Regardless of your good judgment and others' decisions - the reality on the ground for retailers, small businesses, service sector etc who run their businesses with the hope that most households will have some discretionary spending , they will notice that household spending will retract. Refer back to the article - household spending was flat for the MArch quarter. What will household spending be in the next quarter?
From an individual borrowers perspective (which was not the main point) In a rising cycle - those that fixed at 5.9% a year ago also missed out on 4.8% 12 month rates over the last year. So they lost money up front - you can't really win in the long run.
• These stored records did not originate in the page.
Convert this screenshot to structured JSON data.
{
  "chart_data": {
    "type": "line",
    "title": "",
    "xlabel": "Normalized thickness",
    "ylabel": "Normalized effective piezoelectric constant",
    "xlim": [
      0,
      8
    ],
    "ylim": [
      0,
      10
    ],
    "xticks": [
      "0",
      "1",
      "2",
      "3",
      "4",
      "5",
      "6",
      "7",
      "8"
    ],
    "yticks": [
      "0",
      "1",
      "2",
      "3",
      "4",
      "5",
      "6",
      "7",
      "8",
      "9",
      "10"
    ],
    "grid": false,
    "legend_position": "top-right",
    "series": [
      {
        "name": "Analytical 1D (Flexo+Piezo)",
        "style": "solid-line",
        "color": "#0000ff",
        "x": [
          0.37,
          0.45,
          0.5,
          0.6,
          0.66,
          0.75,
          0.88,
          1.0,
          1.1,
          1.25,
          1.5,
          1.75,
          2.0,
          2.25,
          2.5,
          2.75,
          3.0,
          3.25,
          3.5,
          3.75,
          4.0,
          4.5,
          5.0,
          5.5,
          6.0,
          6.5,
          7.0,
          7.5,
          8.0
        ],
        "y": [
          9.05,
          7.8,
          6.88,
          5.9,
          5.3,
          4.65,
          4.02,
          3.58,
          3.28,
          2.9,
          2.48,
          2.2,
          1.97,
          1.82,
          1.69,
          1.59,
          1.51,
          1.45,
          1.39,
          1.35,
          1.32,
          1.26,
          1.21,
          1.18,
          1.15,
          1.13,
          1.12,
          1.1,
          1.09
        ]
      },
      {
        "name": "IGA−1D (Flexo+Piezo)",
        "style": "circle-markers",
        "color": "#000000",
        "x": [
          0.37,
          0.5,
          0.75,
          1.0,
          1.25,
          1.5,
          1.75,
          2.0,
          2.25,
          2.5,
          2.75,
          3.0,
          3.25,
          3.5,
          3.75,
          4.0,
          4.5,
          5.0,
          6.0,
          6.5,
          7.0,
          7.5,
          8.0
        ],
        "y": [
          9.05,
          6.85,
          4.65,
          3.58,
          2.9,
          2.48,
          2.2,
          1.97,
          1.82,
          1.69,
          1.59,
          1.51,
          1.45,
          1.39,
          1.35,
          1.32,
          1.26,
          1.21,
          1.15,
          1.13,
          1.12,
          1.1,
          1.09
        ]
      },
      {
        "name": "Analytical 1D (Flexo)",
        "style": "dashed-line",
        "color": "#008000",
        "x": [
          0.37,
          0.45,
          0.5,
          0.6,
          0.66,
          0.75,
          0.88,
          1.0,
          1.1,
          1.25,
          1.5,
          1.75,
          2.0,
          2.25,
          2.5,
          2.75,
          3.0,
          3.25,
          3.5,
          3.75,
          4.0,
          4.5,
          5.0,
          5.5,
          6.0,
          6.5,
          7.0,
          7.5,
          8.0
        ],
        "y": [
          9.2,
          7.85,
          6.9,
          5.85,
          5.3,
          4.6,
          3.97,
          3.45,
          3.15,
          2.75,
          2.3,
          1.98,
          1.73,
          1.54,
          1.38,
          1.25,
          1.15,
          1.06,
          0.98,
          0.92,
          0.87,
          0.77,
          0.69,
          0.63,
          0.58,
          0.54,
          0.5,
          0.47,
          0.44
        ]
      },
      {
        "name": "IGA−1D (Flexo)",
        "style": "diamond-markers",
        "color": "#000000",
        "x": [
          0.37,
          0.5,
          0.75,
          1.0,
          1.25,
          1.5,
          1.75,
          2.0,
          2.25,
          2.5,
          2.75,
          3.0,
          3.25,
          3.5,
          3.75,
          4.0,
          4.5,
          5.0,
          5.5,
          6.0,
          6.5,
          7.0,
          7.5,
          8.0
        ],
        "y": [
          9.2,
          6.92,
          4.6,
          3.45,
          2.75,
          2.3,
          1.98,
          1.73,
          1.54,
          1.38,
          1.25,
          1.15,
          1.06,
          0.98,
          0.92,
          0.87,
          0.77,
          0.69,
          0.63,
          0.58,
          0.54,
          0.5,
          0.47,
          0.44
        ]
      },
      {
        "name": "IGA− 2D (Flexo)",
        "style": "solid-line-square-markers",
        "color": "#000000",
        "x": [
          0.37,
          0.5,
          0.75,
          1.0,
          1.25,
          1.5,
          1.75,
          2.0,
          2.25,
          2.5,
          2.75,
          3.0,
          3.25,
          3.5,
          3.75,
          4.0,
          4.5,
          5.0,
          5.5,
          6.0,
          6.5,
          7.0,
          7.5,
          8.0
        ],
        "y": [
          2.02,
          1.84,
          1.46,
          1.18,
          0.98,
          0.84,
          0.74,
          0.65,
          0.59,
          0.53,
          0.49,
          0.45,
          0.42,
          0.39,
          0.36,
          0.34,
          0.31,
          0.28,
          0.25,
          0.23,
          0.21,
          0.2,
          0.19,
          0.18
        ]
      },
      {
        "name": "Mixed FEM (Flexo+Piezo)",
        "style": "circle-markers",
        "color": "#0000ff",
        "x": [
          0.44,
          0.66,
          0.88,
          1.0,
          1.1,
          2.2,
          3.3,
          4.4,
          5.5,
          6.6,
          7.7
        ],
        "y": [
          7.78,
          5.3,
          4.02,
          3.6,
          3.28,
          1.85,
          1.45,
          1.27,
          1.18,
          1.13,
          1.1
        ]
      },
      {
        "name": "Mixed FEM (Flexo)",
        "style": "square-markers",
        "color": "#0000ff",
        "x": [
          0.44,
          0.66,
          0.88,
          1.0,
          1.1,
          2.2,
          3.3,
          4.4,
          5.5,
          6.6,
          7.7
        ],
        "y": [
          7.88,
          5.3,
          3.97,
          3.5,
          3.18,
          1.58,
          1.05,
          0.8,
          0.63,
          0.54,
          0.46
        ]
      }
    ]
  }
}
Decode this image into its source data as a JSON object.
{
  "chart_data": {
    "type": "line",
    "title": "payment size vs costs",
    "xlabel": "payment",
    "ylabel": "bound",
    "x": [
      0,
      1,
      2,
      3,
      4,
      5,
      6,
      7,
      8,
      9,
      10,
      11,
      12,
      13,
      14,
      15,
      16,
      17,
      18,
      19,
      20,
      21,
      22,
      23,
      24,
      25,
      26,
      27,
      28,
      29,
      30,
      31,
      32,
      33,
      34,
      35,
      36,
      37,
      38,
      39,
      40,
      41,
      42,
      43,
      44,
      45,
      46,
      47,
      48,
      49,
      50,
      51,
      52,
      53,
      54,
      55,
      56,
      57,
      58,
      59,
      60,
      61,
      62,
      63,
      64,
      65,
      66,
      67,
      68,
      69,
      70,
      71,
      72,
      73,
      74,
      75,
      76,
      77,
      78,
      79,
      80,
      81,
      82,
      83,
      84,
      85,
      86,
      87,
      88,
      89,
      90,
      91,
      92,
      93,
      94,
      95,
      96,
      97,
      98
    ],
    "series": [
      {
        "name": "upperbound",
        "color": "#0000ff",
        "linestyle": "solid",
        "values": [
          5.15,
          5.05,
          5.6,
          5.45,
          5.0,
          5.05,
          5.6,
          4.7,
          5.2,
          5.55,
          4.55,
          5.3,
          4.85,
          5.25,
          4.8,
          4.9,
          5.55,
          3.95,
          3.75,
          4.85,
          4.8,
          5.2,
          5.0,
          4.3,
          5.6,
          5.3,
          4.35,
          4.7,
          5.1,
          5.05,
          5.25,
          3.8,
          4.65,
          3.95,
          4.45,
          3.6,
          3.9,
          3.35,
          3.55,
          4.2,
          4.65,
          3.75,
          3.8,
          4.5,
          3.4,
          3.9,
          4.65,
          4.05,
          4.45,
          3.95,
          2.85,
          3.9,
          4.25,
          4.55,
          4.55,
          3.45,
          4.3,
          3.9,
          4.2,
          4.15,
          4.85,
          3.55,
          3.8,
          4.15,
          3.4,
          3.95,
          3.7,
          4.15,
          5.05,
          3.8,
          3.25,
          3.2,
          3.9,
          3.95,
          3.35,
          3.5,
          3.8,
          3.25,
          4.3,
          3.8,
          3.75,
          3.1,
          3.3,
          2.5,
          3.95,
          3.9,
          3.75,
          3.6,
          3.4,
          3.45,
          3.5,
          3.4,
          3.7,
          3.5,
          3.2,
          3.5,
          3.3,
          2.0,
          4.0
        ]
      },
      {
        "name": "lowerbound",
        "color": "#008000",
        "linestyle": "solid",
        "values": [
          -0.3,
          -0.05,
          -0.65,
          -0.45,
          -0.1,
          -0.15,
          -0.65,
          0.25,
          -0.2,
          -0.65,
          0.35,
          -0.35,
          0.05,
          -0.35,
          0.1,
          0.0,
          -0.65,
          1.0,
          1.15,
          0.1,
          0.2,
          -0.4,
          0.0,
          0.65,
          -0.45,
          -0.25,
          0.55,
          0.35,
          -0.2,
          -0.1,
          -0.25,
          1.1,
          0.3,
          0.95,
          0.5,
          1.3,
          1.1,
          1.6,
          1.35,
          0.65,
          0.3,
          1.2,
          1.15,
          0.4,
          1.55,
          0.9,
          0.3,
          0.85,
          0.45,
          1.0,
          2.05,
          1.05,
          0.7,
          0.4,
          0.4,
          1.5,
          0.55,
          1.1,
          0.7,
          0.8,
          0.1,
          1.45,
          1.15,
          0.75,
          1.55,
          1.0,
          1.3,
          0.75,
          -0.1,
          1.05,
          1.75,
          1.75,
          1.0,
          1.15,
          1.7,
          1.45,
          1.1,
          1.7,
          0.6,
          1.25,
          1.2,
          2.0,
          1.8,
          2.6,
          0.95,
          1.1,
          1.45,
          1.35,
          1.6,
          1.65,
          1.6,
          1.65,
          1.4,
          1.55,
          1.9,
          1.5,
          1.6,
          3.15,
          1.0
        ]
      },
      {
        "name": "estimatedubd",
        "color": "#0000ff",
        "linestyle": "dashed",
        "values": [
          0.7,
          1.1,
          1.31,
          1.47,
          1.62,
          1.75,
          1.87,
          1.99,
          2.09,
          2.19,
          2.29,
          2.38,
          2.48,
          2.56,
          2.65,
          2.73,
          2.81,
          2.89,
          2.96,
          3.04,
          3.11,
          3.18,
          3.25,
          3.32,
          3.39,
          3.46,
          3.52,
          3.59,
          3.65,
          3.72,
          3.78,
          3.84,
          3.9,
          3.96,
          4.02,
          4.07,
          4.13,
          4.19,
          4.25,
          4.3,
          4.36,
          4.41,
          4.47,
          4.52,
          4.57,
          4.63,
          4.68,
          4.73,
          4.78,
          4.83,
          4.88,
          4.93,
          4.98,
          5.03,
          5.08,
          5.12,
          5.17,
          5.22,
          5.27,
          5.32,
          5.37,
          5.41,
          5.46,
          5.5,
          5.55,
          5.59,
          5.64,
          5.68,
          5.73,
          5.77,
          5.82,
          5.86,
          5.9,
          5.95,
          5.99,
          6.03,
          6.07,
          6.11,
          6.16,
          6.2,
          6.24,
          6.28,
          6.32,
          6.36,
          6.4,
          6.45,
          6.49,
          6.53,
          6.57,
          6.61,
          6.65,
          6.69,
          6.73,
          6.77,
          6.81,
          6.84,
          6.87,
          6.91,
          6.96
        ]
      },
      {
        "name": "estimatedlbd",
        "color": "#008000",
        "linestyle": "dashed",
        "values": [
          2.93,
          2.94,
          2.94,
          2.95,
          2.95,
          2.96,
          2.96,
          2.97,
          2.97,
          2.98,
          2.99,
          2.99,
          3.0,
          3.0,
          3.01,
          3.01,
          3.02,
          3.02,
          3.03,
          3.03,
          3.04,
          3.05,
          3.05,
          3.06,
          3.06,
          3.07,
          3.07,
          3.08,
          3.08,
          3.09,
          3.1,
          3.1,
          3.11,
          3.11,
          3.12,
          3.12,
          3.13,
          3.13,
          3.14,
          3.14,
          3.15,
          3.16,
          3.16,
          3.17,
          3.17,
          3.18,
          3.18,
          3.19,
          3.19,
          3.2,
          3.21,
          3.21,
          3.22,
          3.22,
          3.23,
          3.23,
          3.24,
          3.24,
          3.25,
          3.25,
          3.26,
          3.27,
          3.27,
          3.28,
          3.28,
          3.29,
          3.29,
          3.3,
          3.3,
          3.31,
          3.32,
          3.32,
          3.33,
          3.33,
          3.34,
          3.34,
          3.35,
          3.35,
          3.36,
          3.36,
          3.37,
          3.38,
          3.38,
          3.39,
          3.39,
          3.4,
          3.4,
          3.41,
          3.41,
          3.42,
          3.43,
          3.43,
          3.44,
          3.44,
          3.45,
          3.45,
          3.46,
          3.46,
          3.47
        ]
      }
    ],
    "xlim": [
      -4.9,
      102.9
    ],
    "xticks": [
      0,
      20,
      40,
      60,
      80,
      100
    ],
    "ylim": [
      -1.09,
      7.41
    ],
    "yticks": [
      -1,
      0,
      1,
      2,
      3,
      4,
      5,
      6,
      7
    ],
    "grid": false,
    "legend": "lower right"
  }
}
Spottie, what you are saying is the correct way to do things, this is because you are educated/knowledgeable and or have experience and hindsight. You are by a massive gap the minority of borrowers and then again a smaller number who have your knowledge and have large mortgages.
Mortgagebelt is correct, you will see a flattening or reducing in consumer spending going forward as OCR hikes it.
Even in my household where we have a $2000.00~ a fortnight discretionary spend (This is after every bill, expense and payment you can think of has been budgeted for IN ADVANCE) and guess what we are doing? Throwing it on the mortgage. We aren't going out for dinner, movies, buying clothes, cars holiday etc. We are 27yo and no kids – we are the people that SHOULD be spending etc.
TfT
I don't believe it is bad long term for NZ Inc for you to be reducing debt rather than spending more on consumer items.
I am more towards the other end of the age spectrum than you so don't worry , I am taking up your slack when it come to spending.
I plan on spending most of my investments rather than leave them to someone else.
I have little doubt your frugal habits now will pay off big time if you have a family or as you get older.